Geehrter Yumitori,
ich sehe schon, nicht-komplexe Posts sind nicht Dein Ding (mach weiter so).
Ich bin zwar christlich erzogen, aber kann dem ersten Testament, den nordischen Sagen und später der Kultur der japanischen Samurai (Zen-Buddhismus) mehr abgewinnen - vielleicht, weil ich mir nicht vorstellen kann, dass ein liebender Gott zulässt, dass einige seiner Schöpfungen anderer derselben Gattung mit Giftgas traktieren, …
Warum ein liebender Gott schreckliche Dinge zulässt, ist eine der allergrößten und schon immer allerdringlichsten Fragen, die gläubige Christen beschäftigt. Und es ist eben diese Frage, die seit je her Scharen von Menschen aus den Kirchen treibt.
Wie ist es bei Dir? Hast Du tatsächlich deshalb das Christentum verlassen, weil Du Dir einen liebend Gott nicht vorstellen kannst?
Ist es wirklich so viel bequemer, sich einer Religion oder Weltanschauung zuzuwenden, in der ein liebender Gott erst gar nicht vorkommt?
Hast Du die Bequemlichkeit der Auseinandersetzung mit einem liebenden Gott vorgezogen?
Das sind natürlich Fragen, die gemein und hinterhältig klingen. Deswegen äußere ich sie meist nicht. Dass ich sie Dir stelle (wenn auch nur rhetorisch) ist sozusagen ein Kompliment.
Nun aber, meine Antworten, die mich mit dem liebend Gott, der so schreckliche Dinge zulässt, versöhnen, sind:
1. Gott hat den Menschen - jedem einzelnen ganz persönlich - die Freiheit gegeben, sich für das Gute zu entscheiden oder eben nicht. (Wenn Du Platon kennst oder Augustinus, wirst Du schon ahnen, was jetzt kommt.) Diese Freiheit hat er ihm gegeben, weil er den Menschen - jeden einzelnen ganz persönlich - so unendlich liebt. (Gott hätte dem Menschen auch die Freiheit nicht geben können und niemand hätte es gemerkt. Der Mensch wäre dann einfach ein funktionierendes Staatswesen, wie es den Kommunisten oder Grünen vorschwebt.)
So lange der Mensch nun in seiner Freiheit sich aktiv dem Guten zuwendet, ist alles gut.
Aus christlicher Sicht gibt es kein Ying und Yang, nicht das Gute und das Böse als Prinzip, als Gegenspieler. Nein, es gibt nur das Gute.

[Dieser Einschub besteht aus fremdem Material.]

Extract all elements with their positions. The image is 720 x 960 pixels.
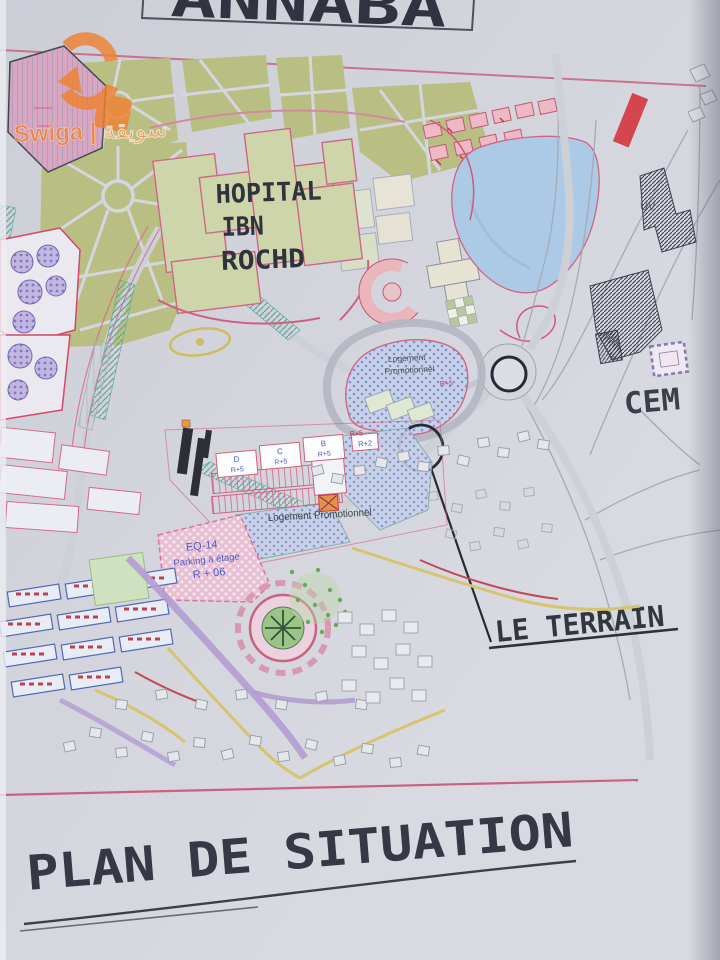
block-b-name: B bbox=[320, 439, 326, 448]
block-b-floors: R+5 bbox=[318, 451, 332, 459]
photographed-plan: HOPITAL IBN ROCHD UV CEM bbox=[0, 0, 720, 960]
block-c-name: C bbox=[277, 447, 284, 456]
situation-plan-canvas: HOPITAL IBN ROCHD UV CEM bbox=[0, 0, 720, 960]
floor-mark-upper: R+5 bbox=[440, 380, 453, 388]
logement-upper-line1: Logement bbox=[388, 352, 427, 364]
hospital-label-line3: ROCHD bbox=[221, 244, 306, 277]
cem-label: CEM bbox=[623, 382, 682, 422]
floor-mark-lower: R+5 bbox=[350, 430, 363, 438]
hospital-label-line1: HOPITAL bbox=[215, 176, 322, 210]
photo-left-edge bbox=[0, 0, 6, 960]
castle-building bbox=[650, 342, 688, 376]
block-d-name: D bbox=[233, 455, 240, 464]
hospital-label-line2: IBN bbox=[221, 211, 264, 242]
block-d-floors: R+5 bbox=[231, 466, 245, 474]
photo-right-edge-shadow bbox=[688, 0, 720, 960]
roundabout bbox=[480, 344, 536, 400]
annex-floors-label: R+2 bbox=[358, 438, 373, 448]
block-c-floors: R+5 bbox=[274, 458, 288, 466]
uv-label: UV bbox=[640, 201, 656, 213]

Aber warum geschieht dann das Schlechte? Einfach indem sich der Mensch nicht Kraft seiner Freiheit willentlich dem Guten zuwendet, geschieht das Böse. Einfach so. Er muss sich nicht dafür entscheiden, es passiert dann einfach. Und er kann sich auch nicht dafür entscheiden, weil "das Böse" als Prinzip nicht existiert. (Die Rolle des Teufels, der ebenfalls von Gott geschaffenes Geschöpf ist, und den es tatsächlich gibt, hat mit diesem Prinzip des Guten nicht ursächlich zu tun und ist in diesem Zusammenhang nur ein Nebenthema, das ich hier nicht weiter ausführen will.)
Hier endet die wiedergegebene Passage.